7. Where the Drilling Programme Stands
The 30,000 to 35,000-metre campaign is advancing from an initial 300-metre scout-hole spacing down to 150-metre spacing across the 3 by 1.5-kilometre area of interest. The tighter 150-metre infill phase is now underway.
Core-cutting delays that affected earlier result cadence have been resolved, and the company expects results to be released more rapidly as the programme approaches its September conclusion. Regional exploration activities, including step-out drilling to test the northern and western extensions of the system identified in previously completed geophysical work, are also planned alongside the main campaign.
8. The Resource Estimate Timeline & What It Will Capture
A maiden inferred resource for Pampa Medina, based on 150-metre drill spacing, is targeted for completion six to seven months after the current drill programme concludes.
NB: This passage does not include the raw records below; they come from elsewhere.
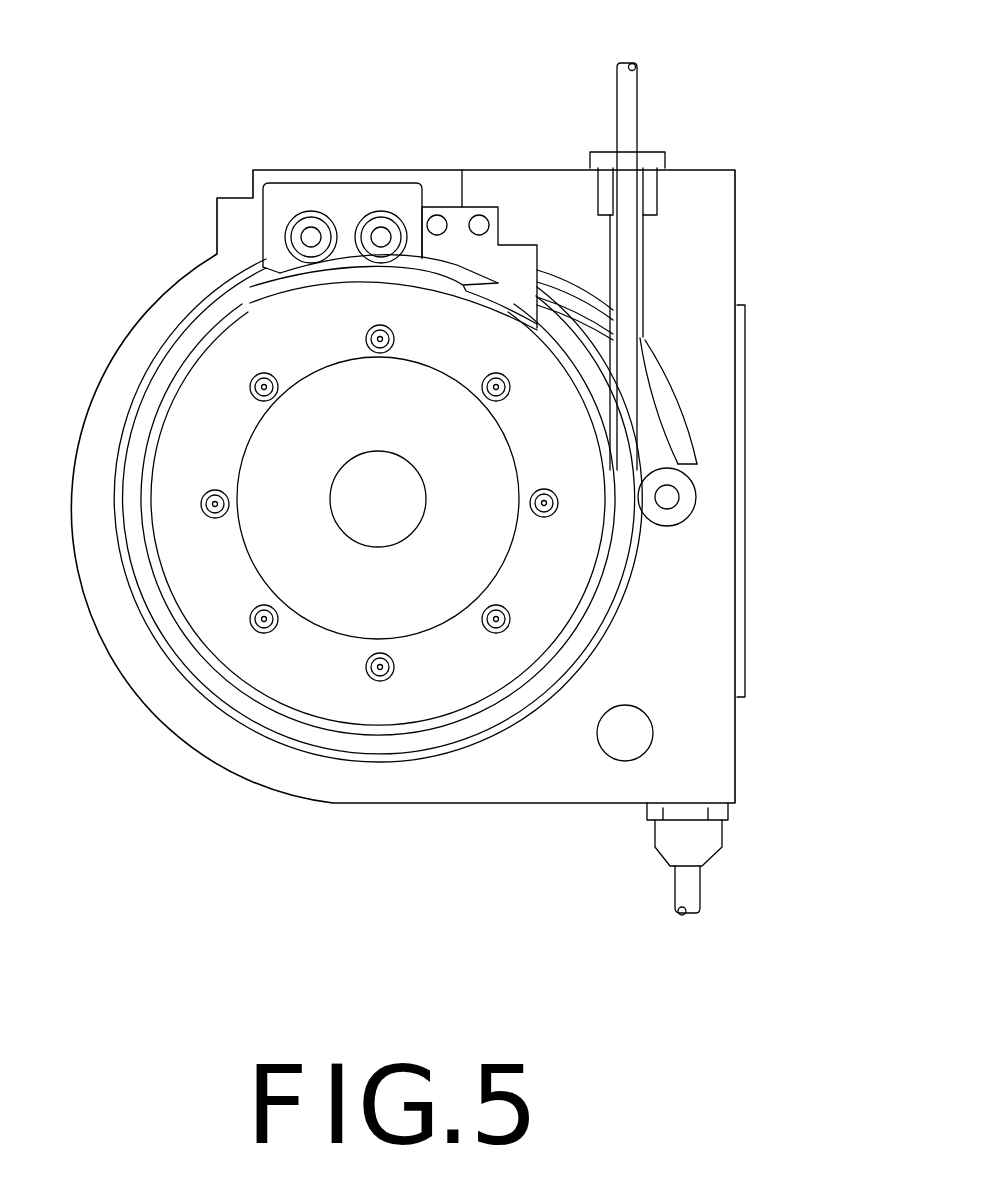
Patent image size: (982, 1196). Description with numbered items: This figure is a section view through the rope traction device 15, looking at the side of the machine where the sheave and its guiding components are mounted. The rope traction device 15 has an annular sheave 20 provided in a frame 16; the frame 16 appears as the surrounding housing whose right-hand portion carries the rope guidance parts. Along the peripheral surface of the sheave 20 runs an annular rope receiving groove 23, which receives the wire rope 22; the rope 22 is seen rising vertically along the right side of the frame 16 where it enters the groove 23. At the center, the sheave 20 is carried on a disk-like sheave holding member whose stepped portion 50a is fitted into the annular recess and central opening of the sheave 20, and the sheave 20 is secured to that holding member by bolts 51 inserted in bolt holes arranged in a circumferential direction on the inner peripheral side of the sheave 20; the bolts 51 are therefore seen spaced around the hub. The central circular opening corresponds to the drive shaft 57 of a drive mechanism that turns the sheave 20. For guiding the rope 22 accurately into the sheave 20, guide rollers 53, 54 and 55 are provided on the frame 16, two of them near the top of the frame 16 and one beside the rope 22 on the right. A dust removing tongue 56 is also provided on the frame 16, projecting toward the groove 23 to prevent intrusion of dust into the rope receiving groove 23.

The rope traction device 15 is at (505, 117).
The frame 16 is at (712, 272).
The annular sheave 20 is at (448, 693).
The wire rope 22 is at (638, 108).
The annular rope receiving groove 23 is at (580, 368).
The stepped portion 50a is at (327, 617).
The bolts 51 is at (373, 682).
The guide roller 53 is at (698, 502).
The guide roller 54 is at (312, 211).
The guide roller 55 is at (382, 211).
The dust removing tongue 56 is at (513, 287).
The drive shaft 57 is at (350, 523).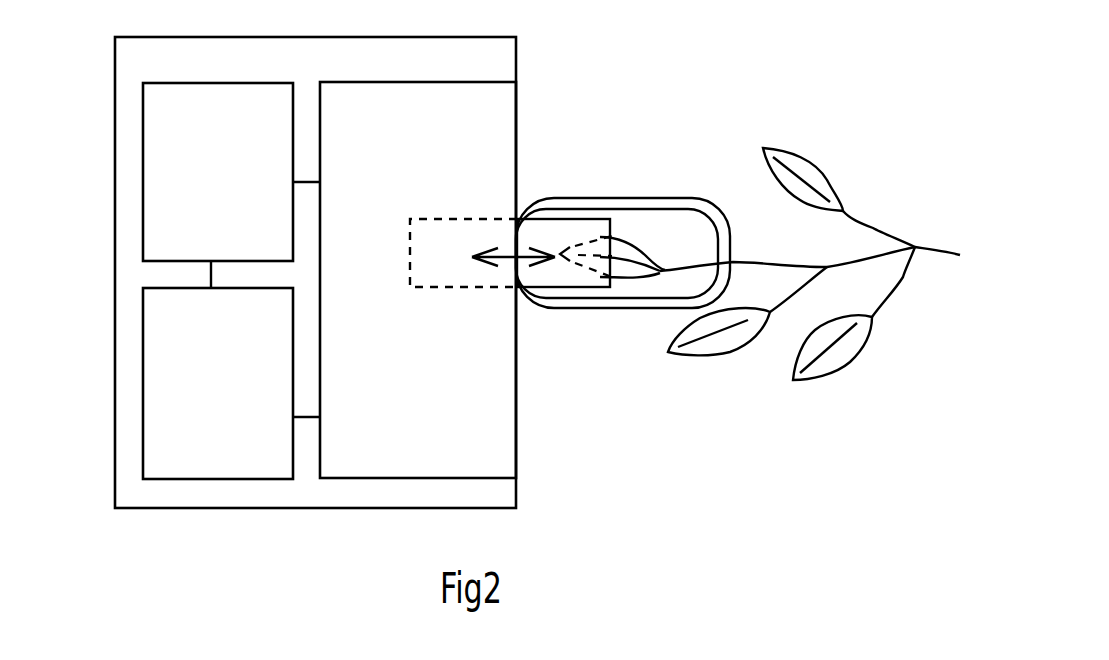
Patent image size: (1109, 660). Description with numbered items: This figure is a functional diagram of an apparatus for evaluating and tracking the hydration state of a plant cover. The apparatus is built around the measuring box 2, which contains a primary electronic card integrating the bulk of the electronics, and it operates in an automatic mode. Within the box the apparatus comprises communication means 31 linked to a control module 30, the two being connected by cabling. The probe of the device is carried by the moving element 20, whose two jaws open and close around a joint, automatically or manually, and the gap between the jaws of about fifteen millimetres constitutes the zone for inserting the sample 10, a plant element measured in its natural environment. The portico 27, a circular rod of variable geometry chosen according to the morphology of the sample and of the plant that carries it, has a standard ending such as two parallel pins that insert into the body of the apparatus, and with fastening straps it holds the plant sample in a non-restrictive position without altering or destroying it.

The measuring box 2 is at (517, 138).
The control module 30 is at (143, 182).
The communication means 31 is at (143, 392).
The moving element 20 is at (552, 279).
The portico 27 is at (621, 205).
The sample 10 is at (637, 271).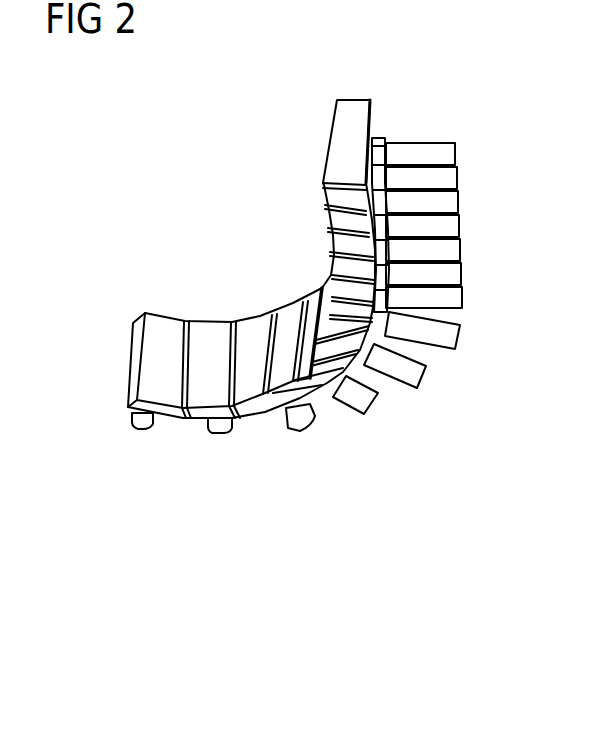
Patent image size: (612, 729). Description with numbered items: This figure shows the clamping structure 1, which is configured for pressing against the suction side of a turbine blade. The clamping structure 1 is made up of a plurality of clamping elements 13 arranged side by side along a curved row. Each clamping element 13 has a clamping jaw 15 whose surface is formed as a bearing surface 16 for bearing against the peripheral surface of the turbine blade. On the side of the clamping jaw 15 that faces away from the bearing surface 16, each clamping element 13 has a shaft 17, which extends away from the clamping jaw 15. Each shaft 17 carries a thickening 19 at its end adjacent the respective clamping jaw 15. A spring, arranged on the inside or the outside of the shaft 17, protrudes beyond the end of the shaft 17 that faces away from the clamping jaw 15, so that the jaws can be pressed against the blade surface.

The clamping structure 1 is at (160, 160).
The clamping element 13 is at (322, 110).
The clamping jaw 15 is at (348, 108).
The bearing surface 16 is at (324, 148).
The shaft 17 is at (435, 152).
The thickening 19 is at (377, 140).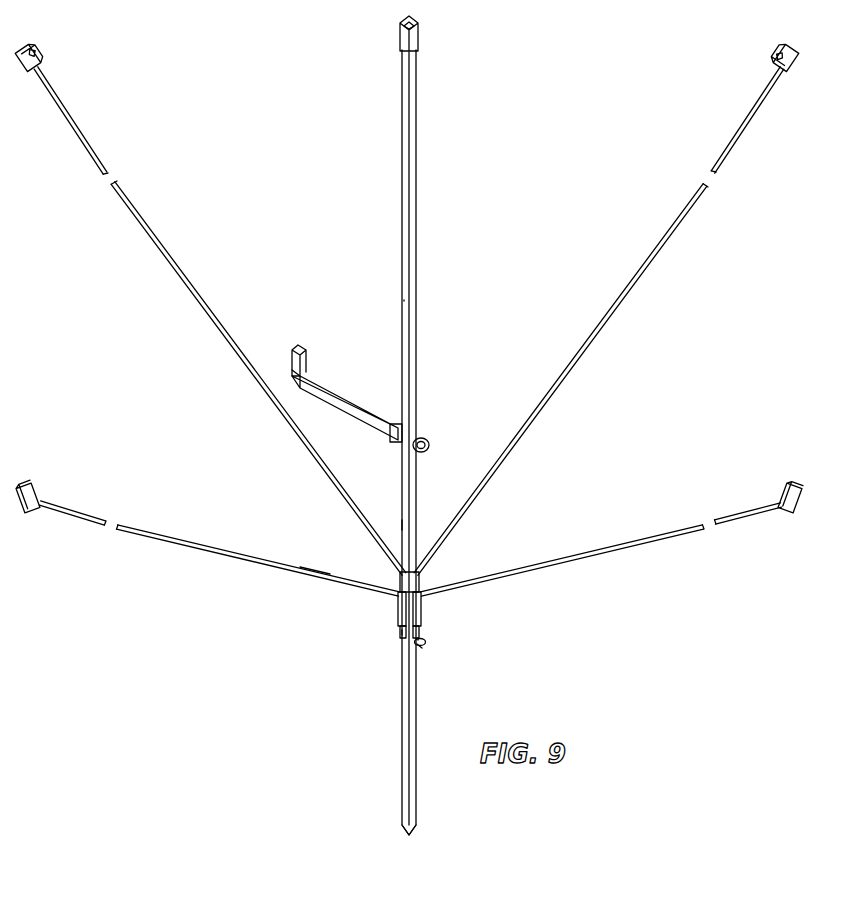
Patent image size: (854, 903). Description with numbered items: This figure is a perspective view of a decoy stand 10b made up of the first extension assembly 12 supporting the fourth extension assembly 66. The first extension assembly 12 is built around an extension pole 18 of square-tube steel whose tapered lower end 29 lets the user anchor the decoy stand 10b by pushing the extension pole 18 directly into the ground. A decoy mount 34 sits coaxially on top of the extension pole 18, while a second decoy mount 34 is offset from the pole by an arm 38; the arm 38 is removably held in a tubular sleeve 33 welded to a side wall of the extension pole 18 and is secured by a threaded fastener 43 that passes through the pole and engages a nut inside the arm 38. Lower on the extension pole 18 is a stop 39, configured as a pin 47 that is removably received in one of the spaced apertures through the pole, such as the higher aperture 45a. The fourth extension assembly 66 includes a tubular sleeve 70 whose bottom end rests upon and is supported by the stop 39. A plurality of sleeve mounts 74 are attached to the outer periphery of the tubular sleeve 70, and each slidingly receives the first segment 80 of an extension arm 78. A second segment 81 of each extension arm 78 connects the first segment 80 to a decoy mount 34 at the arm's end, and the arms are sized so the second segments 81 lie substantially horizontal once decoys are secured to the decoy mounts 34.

The decoy stand 10b is at (571, 65).
The first extension assembly 12 is at (465, 250).
The extension pole 18 is at (418, 140).
The tapered lower end 29 is at (410, 835).
The tubular sleeve 33 is at (397, 428).
The decoy mount 34 is at (400, 33).
The arm 38 is at (350, 400).
The stop 39 is at (442, 643).
The threaded fastener 43 is at (432, 442).
The higher aperture 45a is at (414, 528).
The pin 47 is at (420, 647).
The fourth extension assembly 66 is at (370, 637).
The tubular sleeve 70 is at (428, 575).
The sleeve mount 74 is at (396, 604).
The extension arm 78 is at (152, 228).
The first segment 80 is at (424, 630).
The second segment 81 is at (340, 582).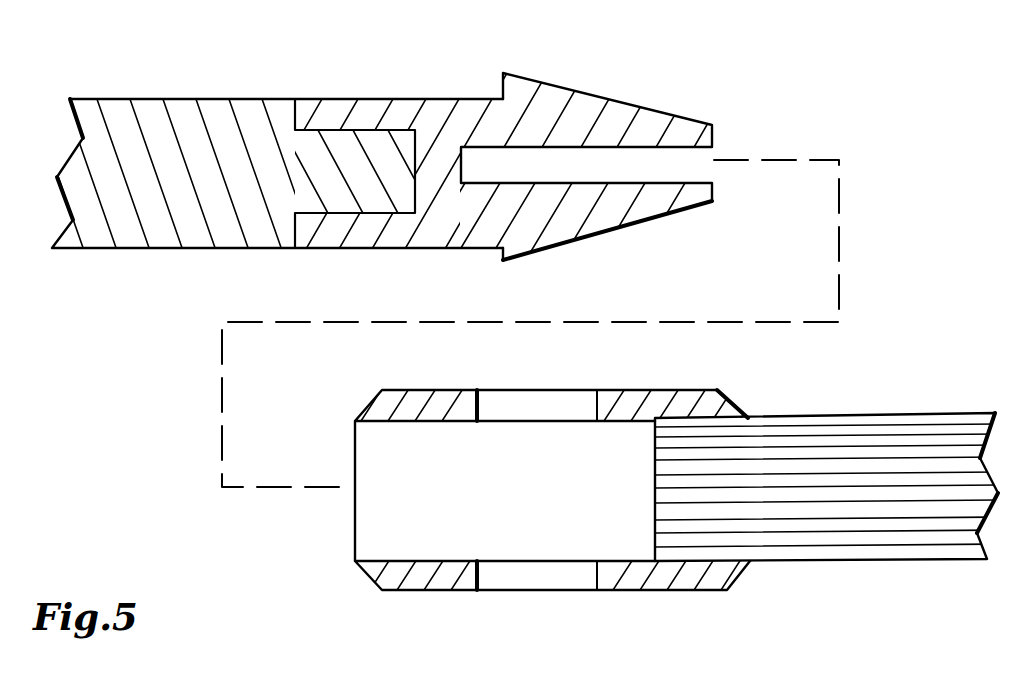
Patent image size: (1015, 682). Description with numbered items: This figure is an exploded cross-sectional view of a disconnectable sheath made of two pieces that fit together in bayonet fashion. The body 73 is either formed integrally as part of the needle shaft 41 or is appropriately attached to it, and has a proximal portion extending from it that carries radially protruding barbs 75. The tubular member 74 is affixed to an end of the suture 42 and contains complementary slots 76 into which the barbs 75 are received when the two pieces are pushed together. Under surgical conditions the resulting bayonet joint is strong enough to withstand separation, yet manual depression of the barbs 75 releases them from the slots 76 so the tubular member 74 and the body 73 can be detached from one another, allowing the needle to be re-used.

The connector body 41 is at (188, 216).
The suture 42 is at (826, 519).
The body 73 is at (430, 116).
The tubular member 74 is at (630, 402).
The barbs 75 is at (540, 110).
The slots 76 is at (507, 407).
That timing, set against a September programme end, would place the resource estimate in the first half of 2027.
Locke is precise about what that resource will and will not represent:
"We'll take six to seven months to put together an initial resource, and that initial resource will be over a very small snapshot of what we think we've delineated. It's not going to be everything, but it'll be something that allows people to start looking at it and going, okay, this is actually a real opportunity."
The qualification is analytically material. A resource based on 150-metre spacing will capture the portions of the system where drill density meets the standard threshold for an inferred classification, not the full extent of what has been delineated to date. The maiden resource is therefore best understood as an entry-point figure, not a ceiling.
Key Takeaway for Investors
- Hole SPRD-06 returned a 424-metre intercept averaging 0.58% copper and 2.2 grams per tonne silver, with five discrete high-grade mantos spanning oxide and sulphide domains and true widths estimated at 80% to 90% of reported downhole lengths.
- The five mantos are independently mineralised sedimentary units stacked vertically within a single drill hole, a configuration that management identifies as a key difference between Pampa Medina and other globally known sedimentary-hosted copper deposits.
- Management's comparison of Pampa Medina to the Kupferschiefer rests on measurable attributes, grade, width, and sediment thickness, and the company states that current drill holes are exceeding Kupferschiefer deposits on both grade and width in every single drill hole to date.
- The thick, coherent centre zone creates genuine optionality between a bulk-tonnage open pit and a 20 to 50-metre underground mining horizon, with management stating that unit cost per tonne of ore delivered to the plant will be competitive against other sediment-hosted basins under either scenario.
- A maiden inferred resource estimate based on 150-metre drill spacing is targeted six to seven months after the programme concludes in September, and management has explicitly qualified that it will represent only a partial snapshot of the system delineated to date, not a full capture of the deposit's known extent.
Bottom Line
SPRD-06 is significant not because of its aggregate intercept length but because it confirmed that five independent high-grade mantos can coexist within a single vertical column at Pampa Medina. That structural characteristic, vertically stacked, independently mineralised sedimentary units across oxide and sulphide domains, is the mechanism by which the deposit differs architecturally from conventional Chilean manto systems, and it is the mechanism on which the resource-scale argument depends. The 30,000 to 35,000-metre programme now advancing to 150-metre spacing across a 3 by 1.5-kilometre area of interest will determine whether that architecture holds at system scale. The maiden resource estimate, when it arrives, will be a partial answer to that question.